Inside, Filthy slithered over to a back corner where a turntable and a stack of records sat. He put his hand on the shoulder of the man behind the music. His nephew looked up at him.
“Thank you for getting me a job here for the night,” said Neil.
“Oh it's fine, it’s fine, darling,” said Filthy. “We’ve had a few complaints though…why not play it at regular speed eh?”
“Huh?” said Neil, dull and confused. “It is on regular speed Uncle Ralph?”

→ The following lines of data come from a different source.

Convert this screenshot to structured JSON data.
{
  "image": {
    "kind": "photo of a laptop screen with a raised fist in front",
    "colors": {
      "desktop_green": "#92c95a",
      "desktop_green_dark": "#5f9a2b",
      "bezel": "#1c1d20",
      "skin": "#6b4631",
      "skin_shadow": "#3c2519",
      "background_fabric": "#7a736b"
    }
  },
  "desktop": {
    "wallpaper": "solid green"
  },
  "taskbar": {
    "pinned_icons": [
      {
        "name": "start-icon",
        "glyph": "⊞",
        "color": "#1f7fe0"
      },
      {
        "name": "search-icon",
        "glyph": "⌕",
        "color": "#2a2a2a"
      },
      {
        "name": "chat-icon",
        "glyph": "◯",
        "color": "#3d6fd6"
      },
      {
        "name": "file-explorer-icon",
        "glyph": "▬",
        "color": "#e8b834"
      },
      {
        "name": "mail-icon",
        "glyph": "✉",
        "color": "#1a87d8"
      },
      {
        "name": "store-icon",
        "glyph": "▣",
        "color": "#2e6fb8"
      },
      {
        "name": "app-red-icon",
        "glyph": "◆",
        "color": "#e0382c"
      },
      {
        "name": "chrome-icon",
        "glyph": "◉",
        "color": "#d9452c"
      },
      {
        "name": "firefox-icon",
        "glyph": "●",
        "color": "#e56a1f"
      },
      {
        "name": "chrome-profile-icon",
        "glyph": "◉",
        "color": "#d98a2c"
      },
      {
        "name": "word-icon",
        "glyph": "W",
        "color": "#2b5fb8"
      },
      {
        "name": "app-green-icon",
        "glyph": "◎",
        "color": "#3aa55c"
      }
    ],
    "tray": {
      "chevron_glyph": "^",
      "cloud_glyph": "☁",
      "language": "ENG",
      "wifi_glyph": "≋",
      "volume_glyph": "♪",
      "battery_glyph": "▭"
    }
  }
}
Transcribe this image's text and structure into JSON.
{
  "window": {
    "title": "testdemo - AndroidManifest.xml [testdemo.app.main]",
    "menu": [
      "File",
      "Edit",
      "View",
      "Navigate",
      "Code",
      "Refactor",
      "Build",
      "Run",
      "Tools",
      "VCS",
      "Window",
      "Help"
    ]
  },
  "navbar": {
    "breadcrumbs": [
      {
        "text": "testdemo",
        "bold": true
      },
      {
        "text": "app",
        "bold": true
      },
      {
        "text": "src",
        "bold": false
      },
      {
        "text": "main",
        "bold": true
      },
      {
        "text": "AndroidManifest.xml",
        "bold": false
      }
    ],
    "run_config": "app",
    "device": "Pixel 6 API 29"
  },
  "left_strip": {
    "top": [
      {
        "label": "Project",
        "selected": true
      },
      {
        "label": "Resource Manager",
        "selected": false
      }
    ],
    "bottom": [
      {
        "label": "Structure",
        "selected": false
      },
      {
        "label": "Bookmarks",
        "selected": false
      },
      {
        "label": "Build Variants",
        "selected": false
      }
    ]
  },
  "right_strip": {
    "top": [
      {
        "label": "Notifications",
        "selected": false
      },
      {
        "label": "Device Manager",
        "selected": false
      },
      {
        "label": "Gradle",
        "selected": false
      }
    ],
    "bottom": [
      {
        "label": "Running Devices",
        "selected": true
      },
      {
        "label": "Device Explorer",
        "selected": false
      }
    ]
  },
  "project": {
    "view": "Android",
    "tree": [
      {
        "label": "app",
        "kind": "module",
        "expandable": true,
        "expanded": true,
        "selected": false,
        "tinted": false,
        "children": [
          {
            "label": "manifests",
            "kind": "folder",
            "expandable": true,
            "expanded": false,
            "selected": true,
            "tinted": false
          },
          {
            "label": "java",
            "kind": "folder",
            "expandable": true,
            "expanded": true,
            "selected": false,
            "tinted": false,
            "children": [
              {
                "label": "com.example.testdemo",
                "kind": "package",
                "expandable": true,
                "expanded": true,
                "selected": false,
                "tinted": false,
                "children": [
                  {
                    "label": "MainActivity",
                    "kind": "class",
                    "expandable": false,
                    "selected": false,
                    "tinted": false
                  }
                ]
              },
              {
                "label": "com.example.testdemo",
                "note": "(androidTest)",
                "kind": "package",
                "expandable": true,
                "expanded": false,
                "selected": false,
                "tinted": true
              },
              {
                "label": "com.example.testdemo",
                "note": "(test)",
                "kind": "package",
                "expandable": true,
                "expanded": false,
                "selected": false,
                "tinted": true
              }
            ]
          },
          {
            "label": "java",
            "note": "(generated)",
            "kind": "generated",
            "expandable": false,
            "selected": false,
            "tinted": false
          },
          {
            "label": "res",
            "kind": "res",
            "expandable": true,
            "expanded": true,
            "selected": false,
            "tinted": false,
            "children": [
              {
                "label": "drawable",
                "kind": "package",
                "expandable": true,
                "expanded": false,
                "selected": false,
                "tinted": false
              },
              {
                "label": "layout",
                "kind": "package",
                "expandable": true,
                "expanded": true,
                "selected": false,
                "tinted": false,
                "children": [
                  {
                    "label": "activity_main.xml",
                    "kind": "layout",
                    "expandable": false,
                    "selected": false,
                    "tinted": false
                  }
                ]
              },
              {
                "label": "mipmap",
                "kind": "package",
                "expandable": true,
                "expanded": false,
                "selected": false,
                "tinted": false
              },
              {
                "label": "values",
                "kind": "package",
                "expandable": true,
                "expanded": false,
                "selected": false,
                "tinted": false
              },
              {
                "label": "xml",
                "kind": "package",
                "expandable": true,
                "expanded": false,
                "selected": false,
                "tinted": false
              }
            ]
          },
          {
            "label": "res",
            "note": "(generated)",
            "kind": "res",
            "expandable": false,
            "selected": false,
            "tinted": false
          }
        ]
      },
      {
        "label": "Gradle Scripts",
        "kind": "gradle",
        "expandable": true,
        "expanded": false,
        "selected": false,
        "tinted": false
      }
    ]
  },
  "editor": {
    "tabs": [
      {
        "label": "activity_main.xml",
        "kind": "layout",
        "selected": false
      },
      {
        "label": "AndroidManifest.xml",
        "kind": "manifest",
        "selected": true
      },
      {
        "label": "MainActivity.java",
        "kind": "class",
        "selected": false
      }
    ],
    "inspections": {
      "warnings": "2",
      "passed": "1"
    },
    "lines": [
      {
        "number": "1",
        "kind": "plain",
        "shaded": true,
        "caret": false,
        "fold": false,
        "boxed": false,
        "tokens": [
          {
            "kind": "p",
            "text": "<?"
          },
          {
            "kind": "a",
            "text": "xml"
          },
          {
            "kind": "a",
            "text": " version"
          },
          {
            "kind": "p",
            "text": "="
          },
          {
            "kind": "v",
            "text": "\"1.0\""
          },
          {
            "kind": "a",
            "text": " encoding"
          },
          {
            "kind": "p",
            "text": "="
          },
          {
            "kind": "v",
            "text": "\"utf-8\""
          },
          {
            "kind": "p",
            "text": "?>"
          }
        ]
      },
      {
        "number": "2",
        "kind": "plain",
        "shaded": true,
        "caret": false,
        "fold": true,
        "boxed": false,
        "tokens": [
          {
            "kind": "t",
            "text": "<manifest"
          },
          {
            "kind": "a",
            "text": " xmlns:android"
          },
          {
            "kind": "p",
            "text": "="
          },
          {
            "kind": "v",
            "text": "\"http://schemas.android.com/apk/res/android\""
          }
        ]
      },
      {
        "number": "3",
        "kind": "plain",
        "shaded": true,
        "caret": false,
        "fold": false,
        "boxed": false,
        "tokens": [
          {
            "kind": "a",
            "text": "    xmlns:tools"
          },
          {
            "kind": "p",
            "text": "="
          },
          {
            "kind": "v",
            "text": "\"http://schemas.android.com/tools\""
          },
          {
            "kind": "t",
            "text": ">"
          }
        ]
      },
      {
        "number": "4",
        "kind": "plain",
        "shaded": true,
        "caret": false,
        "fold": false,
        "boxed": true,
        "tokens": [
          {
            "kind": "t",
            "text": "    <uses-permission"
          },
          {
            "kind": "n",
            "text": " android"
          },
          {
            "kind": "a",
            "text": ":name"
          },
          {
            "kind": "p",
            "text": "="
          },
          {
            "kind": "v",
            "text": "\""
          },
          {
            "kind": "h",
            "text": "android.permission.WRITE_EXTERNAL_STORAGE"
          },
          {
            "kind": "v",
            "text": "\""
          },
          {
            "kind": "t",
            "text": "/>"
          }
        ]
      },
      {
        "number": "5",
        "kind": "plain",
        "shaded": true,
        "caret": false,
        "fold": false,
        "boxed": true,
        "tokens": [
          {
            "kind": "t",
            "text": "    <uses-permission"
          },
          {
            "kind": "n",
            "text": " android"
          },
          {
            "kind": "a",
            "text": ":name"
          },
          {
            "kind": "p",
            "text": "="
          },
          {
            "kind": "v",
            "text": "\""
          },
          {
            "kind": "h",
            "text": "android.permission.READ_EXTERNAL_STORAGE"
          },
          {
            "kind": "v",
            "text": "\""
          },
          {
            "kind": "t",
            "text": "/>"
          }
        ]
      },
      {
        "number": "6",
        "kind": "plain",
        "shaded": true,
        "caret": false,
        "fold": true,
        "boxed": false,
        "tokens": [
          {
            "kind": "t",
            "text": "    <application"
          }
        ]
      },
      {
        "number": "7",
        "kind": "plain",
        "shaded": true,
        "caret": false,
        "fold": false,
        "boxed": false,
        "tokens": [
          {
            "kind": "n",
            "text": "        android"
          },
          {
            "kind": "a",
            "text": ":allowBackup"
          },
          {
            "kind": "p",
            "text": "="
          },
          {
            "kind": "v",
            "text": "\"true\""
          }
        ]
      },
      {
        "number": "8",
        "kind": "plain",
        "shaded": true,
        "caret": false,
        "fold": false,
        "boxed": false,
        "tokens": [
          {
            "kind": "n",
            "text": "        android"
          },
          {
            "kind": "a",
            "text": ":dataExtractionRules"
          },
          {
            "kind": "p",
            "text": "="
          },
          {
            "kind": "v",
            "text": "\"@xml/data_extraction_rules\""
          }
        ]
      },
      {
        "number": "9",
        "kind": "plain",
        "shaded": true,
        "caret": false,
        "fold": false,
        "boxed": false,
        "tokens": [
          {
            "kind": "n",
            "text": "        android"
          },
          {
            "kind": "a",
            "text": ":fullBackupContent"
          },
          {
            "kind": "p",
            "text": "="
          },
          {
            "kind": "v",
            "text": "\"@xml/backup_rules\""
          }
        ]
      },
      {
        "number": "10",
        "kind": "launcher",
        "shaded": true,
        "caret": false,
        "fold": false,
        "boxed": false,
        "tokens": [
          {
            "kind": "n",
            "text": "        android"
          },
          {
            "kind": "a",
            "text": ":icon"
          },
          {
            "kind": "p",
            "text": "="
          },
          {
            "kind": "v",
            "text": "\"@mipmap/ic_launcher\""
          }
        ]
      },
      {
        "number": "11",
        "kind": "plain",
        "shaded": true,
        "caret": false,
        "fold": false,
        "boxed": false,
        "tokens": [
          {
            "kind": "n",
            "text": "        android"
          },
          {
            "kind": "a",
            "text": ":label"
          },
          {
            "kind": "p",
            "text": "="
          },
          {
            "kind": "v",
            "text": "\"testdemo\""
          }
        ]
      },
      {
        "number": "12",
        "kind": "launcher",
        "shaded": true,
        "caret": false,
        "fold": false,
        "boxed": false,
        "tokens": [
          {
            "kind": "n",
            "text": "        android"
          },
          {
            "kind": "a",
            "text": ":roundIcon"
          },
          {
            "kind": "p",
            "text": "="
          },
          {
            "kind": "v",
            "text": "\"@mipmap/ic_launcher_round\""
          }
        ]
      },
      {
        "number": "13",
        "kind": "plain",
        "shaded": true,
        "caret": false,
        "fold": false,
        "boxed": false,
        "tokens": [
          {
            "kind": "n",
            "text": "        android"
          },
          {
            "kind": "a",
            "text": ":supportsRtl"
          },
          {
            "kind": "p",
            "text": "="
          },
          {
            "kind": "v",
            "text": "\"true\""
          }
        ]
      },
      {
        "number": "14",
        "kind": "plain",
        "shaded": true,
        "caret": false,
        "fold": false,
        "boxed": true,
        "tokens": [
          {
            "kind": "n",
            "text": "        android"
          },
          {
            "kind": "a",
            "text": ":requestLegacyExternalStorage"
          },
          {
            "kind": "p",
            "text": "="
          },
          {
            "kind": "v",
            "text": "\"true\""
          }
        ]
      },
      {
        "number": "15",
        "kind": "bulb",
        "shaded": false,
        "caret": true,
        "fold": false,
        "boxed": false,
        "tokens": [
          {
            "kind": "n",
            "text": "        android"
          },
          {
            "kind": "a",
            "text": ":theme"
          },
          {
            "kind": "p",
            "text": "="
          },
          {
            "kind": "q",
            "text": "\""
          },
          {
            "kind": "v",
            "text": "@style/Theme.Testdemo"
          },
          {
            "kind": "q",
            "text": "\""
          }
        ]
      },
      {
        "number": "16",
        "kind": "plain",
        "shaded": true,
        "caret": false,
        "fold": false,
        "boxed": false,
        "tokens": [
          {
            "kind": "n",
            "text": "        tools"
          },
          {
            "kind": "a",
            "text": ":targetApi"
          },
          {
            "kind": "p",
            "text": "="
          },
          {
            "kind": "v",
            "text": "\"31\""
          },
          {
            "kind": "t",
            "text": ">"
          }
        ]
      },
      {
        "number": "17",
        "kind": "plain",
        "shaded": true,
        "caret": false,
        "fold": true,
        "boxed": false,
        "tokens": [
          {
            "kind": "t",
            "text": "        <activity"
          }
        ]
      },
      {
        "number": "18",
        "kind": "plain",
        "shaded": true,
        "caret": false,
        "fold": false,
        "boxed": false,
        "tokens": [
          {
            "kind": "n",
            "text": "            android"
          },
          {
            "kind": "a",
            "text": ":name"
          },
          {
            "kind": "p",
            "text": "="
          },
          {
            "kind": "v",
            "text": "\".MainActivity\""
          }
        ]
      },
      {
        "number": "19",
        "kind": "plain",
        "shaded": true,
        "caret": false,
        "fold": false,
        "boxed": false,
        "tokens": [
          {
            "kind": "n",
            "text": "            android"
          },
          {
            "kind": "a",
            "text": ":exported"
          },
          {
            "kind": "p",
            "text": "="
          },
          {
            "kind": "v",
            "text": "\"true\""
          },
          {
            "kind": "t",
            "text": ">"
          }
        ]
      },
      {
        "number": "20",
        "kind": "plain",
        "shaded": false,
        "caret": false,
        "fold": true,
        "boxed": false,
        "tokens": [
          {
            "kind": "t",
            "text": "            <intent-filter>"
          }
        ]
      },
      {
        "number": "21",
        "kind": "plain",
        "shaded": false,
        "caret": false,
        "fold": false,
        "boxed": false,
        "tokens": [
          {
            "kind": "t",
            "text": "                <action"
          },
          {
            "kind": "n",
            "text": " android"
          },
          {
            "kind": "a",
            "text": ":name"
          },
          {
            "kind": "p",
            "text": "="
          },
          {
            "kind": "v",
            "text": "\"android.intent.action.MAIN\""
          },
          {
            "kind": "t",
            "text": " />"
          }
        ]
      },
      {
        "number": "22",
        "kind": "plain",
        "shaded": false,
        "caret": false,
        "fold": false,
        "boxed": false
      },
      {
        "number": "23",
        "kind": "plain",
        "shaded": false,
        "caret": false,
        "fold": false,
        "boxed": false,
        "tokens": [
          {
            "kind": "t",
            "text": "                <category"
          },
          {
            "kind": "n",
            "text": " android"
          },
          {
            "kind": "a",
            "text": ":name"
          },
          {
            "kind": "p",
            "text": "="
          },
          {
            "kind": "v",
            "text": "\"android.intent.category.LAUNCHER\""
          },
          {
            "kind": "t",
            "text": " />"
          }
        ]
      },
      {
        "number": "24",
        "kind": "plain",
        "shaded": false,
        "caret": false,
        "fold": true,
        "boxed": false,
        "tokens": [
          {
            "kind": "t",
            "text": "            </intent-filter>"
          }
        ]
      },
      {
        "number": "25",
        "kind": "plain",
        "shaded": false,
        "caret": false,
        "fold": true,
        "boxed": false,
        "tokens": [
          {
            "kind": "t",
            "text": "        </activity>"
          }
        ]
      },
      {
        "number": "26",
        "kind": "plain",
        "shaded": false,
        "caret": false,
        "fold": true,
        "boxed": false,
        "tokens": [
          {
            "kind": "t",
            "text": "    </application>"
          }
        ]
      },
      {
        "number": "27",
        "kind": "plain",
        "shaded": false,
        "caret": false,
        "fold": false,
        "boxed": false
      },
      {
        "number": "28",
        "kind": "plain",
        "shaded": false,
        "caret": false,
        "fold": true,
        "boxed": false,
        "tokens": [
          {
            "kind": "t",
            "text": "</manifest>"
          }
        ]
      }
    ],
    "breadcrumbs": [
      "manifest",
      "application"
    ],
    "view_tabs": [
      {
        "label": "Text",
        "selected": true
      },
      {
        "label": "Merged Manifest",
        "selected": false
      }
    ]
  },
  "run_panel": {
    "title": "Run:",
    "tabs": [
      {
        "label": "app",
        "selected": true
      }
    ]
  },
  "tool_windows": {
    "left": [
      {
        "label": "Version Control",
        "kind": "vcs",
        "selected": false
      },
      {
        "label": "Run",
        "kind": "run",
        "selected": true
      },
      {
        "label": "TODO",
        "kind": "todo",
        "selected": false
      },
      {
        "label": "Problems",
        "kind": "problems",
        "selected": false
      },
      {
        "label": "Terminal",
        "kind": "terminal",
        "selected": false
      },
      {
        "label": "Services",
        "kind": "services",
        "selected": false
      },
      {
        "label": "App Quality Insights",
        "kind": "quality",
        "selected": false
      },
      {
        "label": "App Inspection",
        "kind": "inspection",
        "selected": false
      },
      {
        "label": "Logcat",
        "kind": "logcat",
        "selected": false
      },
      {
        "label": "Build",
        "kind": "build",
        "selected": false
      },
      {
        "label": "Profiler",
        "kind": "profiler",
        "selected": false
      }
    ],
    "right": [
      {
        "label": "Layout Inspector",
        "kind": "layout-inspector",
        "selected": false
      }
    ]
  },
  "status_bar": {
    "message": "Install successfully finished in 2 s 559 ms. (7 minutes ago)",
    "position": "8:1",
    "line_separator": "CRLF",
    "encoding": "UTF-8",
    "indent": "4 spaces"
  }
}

The crowd were applauding for the Dangerous Brothers who had gone bouncing wildly off the stage like a pair of energiser bunnies. They went to another break and Filthy looked on helplessly as his nephew started playing another song, oblivious that it was at an utter snail’s pace.
Golden brown, texture like sun
Lays me down, with my mind she runs,
Throughout the night, no need to fight,
Never a frown with golden brown.
Spider and Dawn were slow dancing to the song and Sally was looking around the club with a worried expression, grabbing a hold of Den and yelling something at him. Den pointed to the start of the corridors and Sally went bustling off, no doubt in search of Vim and Colin. Catflap, with an arm around Richie Rich, spotted the Outer Limits walking onto the stage for their act and made a throat cutting motion at them. Filthy hid behind Neil’s shoulder so Catflap on the warpath wouldn’t spot him. At the bar, Kevin, wearing earmuffs Dick had knitted him for his birthday, was stuffing his anorak full of straws by the handfuls until they almost overflowed down his front.
Richard Richard’s blood was still smeared all over the floor. No one could be bothered to clean it up.
All in all, another normal night at the Comic Strip.